I received a text from my dad today because it is my birthday tomorrow. I am waiting a while to decide if I should send my response:
I'm not well but thanks for asking. I suffer from depression and have done since childhood. I almost dropped out of school because of my mental health.
Sometimes at its worst, I can't leave my bed and I cry uncontrollably. I've researched it a lot, had counselling and been on medication before. Luckily, I manage to live a fairly normal life.
I believe that part of the reason why I suffer from depression is because of you and the way I was treated growing up.
All I wanted as a child was to feel loved by my dad but you were unable to do that.happy birthday dad: how past can affect us
I'm 33 tomorrow. I don't need or want presents or money from you. I have needed help and financial support from you in the past but you didn't get in contact or show interest, even after I moved out of home.
I reached out to you a while back and arranged to meet. I did this to get things off my chest and to try and take away all the sadness I have felt for years. When we met you apologised and I am grateful to you for that. I needed to hear you say sorry.
Afterwards you paid me £1000 and nothing changed. I opened the door to you and you did nothing to try to start any form of relationship.
I don't blame you. I don't think you have ever been able to give me what I needed, even if you wanted to.
We are not able to understand each other and never have been.

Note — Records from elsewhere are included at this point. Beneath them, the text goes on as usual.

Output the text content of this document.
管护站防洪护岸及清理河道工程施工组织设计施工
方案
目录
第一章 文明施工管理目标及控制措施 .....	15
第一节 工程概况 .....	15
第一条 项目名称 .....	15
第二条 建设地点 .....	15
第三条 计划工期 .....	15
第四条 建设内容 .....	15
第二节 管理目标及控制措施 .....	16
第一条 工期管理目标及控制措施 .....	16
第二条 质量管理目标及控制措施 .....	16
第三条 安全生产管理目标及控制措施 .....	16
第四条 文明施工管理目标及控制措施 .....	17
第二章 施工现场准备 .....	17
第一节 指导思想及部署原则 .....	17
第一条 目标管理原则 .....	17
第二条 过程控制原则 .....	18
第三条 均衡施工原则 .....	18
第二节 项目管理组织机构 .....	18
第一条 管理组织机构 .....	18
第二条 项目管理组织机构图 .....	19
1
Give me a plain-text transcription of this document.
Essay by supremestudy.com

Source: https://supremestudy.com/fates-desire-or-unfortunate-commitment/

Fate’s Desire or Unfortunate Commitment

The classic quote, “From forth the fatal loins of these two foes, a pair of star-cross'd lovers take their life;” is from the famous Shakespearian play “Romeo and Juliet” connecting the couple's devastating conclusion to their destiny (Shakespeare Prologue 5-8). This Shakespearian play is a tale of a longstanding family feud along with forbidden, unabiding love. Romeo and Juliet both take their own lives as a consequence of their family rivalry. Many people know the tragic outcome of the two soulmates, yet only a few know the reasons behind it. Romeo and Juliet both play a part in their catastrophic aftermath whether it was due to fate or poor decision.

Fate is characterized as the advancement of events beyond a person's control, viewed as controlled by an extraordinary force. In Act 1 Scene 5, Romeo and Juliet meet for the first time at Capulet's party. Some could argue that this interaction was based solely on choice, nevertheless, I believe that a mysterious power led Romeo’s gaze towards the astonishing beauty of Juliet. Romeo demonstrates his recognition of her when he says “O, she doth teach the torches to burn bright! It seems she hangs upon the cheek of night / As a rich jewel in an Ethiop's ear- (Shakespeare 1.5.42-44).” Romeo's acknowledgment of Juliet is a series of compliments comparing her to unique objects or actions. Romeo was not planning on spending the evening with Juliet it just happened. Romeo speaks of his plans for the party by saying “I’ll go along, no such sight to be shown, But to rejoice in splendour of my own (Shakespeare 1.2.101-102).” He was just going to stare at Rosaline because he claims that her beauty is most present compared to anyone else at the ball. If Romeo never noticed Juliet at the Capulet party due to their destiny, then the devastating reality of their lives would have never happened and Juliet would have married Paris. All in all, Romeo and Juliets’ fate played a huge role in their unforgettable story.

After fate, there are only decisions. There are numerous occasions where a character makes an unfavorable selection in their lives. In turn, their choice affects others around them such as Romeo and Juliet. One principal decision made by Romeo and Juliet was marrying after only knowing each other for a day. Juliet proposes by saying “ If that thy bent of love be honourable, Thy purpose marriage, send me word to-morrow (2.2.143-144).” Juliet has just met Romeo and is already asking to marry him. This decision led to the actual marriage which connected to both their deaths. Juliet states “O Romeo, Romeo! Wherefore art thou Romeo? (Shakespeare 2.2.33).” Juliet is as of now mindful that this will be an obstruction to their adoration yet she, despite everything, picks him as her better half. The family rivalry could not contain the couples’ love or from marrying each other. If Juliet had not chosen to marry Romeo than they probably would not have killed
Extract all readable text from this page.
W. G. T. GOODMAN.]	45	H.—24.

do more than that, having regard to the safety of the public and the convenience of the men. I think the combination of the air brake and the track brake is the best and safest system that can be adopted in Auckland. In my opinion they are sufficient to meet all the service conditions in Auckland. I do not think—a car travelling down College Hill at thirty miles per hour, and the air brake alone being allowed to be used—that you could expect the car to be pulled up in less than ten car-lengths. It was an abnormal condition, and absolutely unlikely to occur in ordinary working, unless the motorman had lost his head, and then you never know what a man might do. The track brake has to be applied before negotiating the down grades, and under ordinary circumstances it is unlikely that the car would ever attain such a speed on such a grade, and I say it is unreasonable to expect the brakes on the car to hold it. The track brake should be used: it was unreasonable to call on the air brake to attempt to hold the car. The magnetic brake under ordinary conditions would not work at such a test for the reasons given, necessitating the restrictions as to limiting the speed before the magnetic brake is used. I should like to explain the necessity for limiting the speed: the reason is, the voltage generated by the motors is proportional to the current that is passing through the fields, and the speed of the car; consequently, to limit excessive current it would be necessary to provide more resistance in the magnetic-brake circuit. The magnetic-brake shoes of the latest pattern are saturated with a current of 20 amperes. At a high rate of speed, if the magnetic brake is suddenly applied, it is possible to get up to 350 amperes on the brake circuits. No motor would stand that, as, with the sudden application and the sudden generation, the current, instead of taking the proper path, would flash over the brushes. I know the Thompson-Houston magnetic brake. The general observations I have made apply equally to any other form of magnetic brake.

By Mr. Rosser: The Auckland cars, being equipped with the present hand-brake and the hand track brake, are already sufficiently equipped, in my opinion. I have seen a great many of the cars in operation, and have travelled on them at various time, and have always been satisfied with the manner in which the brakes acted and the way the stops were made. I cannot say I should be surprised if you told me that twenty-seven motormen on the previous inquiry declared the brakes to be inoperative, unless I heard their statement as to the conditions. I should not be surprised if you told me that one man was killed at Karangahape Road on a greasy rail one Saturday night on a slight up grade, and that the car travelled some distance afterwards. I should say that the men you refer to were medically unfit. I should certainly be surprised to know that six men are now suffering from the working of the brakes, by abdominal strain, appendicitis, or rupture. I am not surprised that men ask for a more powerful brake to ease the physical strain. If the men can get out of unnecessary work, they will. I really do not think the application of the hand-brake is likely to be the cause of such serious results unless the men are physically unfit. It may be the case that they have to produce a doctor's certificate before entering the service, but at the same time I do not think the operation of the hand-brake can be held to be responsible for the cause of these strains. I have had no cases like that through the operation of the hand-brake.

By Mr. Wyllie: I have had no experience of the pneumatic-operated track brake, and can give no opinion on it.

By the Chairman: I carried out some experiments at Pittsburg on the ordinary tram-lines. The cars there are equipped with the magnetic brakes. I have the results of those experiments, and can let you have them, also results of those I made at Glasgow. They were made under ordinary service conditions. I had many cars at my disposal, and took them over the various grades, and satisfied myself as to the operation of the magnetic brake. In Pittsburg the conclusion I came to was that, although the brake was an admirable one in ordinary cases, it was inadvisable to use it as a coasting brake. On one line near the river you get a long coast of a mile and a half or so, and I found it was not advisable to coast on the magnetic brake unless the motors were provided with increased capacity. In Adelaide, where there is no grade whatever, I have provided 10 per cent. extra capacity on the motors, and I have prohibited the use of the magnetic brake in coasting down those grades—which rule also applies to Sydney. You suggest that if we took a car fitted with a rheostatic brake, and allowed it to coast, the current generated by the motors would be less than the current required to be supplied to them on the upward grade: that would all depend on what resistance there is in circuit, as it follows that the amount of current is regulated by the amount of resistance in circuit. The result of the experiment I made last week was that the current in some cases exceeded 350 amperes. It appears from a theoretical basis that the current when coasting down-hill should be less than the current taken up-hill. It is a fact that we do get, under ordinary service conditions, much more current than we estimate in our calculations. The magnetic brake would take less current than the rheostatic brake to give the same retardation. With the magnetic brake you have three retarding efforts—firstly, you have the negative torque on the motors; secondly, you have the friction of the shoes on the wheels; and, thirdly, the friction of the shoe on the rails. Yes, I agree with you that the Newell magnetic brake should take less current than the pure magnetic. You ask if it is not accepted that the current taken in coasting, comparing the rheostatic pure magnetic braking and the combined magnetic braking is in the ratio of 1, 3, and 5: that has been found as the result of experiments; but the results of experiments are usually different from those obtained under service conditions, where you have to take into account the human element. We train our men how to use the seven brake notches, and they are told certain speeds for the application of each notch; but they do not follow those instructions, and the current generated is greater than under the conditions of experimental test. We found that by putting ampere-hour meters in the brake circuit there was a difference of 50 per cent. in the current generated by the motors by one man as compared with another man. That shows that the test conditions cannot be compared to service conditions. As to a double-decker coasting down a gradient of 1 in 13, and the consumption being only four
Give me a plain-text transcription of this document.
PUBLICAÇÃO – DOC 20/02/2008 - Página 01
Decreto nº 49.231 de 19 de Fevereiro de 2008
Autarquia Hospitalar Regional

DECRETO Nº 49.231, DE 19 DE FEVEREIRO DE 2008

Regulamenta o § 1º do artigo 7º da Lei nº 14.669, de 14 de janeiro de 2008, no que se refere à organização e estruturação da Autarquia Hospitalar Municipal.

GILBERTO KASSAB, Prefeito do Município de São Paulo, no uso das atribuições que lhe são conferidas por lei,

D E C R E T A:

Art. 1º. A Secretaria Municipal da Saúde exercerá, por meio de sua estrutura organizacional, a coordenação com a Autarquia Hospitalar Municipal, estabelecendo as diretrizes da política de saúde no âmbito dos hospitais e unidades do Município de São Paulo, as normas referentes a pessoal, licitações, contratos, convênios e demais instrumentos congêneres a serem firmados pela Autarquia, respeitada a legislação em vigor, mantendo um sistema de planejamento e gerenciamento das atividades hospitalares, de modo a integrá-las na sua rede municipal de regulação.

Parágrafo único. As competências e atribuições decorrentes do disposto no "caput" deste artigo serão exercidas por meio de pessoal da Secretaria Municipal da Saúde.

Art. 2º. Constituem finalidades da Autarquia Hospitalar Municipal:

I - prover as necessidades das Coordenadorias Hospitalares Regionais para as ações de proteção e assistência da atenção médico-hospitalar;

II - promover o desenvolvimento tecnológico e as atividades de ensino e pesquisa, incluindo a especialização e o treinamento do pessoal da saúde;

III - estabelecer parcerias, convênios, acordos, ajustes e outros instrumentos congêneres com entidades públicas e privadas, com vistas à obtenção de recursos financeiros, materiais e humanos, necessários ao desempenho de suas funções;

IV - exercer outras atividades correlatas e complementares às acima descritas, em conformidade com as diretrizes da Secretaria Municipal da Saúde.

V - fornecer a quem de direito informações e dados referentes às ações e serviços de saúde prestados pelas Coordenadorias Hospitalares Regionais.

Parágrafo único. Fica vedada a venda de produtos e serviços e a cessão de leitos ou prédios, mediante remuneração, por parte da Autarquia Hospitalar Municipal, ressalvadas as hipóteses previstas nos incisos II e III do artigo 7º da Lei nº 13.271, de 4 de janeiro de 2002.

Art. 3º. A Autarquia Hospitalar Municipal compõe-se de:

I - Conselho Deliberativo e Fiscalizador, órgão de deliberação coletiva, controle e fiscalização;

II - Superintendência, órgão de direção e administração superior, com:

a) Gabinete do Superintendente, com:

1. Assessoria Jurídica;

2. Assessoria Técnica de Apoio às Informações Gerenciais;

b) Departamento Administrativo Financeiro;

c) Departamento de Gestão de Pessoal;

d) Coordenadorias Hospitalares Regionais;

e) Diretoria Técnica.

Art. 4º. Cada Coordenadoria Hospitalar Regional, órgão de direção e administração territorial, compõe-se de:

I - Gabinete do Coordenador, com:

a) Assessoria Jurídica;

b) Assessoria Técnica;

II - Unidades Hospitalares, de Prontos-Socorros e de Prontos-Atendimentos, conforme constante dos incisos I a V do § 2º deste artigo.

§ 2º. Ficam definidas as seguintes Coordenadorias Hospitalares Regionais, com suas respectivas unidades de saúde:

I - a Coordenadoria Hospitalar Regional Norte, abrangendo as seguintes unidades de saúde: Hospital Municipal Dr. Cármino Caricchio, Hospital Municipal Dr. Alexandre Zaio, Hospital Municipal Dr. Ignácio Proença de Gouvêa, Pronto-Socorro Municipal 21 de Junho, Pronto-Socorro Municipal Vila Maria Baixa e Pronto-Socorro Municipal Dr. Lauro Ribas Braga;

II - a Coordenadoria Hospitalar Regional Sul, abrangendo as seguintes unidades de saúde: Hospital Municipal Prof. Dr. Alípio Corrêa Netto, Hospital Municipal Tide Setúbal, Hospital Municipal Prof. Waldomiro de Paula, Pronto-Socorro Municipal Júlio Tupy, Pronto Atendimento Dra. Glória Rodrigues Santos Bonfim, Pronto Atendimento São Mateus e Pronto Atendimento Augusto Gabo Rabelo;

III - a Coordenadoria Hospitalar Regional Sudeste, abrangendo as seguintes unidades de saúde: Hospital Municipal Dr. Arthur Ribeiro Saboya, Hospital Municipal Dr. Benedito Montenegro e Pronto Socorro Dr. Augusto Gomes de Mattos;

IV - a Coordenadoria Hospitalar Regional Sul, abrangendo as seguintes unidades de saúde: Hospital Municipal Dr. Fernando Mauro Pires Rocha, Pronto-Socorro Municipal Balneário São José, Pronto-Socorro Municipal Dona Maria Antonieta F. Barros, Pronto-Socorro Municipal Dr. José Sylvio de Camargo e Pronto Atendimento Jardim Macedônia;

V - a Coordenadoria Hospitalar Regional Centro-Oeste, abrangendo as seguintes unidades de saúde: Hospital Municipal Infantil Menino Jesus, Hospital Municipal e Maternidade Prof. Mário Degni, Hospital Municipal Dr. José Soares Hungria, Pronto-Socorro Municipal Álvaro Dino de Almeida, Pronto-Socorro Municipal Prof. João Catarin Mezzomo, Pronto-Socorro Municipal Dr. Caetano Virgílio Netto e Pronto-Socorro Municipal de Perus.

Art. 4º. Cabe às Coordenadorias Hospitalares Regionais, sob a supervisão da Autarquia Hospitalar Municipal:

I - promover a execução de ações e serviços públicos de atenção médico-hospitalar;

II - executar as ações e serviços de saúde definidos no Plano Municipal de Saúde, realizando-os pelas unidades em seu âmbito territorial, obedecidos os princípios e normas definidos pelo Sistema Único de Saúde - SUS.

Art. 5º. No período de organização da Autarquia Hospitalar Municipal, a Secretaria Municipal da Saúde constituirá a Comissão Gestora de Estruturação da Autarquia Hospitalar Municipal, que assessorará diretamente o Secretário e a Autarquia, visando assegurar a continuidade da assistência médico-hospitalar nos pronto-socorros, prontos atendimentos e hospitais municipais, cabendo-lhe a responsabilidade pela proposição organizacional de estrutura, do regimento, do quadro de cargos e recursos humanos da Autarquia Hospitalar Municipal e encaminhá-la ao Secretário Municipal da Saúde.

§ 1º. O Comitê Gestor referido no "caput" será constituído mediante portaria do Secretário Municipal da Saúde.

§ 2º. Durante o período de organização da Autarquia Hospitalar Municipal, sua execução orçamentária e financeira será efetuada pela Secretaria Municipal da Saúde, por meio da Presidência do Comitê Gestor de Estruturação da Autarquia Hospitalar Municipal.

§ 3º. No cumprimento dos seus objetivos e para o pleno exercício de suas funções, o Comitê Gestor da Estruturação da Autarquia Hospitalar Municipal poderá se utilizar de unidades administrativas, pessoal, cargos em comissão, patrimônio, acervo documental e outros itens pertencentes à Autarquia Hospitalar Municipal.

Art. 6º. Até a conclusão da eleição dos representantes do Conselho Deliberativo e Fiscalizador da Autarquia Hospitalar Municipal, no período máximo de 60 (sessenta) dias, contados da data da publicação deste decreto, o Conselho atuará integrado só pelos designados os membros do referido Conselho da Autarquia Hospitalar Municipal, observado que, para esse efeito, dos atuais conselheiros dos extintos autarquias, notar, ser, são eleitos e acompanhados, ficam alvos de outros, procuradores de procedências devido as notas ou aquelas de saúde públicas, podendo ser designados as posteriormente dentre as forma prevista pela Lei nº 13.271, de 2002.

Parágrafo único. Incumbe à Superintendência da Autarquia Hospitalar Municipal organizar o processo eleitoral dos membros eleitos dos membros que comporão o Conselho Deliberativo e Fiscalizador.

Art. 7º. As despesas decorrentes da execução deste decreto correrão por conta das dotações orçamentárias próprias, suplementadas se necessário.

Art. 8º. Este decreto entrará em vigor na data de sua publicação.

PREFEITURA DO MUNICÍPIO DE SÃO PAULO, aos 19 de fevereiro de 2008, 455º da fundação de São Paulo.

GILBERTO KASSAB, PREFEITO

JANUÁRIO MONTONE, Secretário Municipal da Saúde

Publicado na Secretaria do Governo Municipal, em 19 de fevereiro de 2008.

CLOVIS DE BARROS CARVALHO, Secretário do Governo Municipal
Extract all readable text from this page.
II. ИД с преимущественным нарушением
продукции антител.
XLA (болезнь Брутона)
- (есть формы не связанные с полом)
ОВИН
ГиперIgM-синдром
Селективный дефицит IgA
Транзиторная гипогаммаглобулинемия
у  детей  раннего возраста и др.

I imagine you will read this explanation and think I'm weak, soft and pathetic. It's taken years for me to realise that I'm actually very strong, sensitive and a good man.
I asked mum not to give you my address because I don't want you in my life. Mum has nothing to do with my views. I'm an intelligent adult who knows his own mind. This is about me and you.
When I receive texts and cards from you on my birthday, it just makes me feel sad because I remember that I don't really have a dad. I have spent my whole life trying to forget feeling rejected by you.
I don't want reminders from you anymore. It's like a ghost haunting me. I'd rather just be left alone to enjoy my birthday with people who love me.
I appreciate that you might think that you are making an effort now but for me it's too little too late. Sometimes there is too much hurt to move on.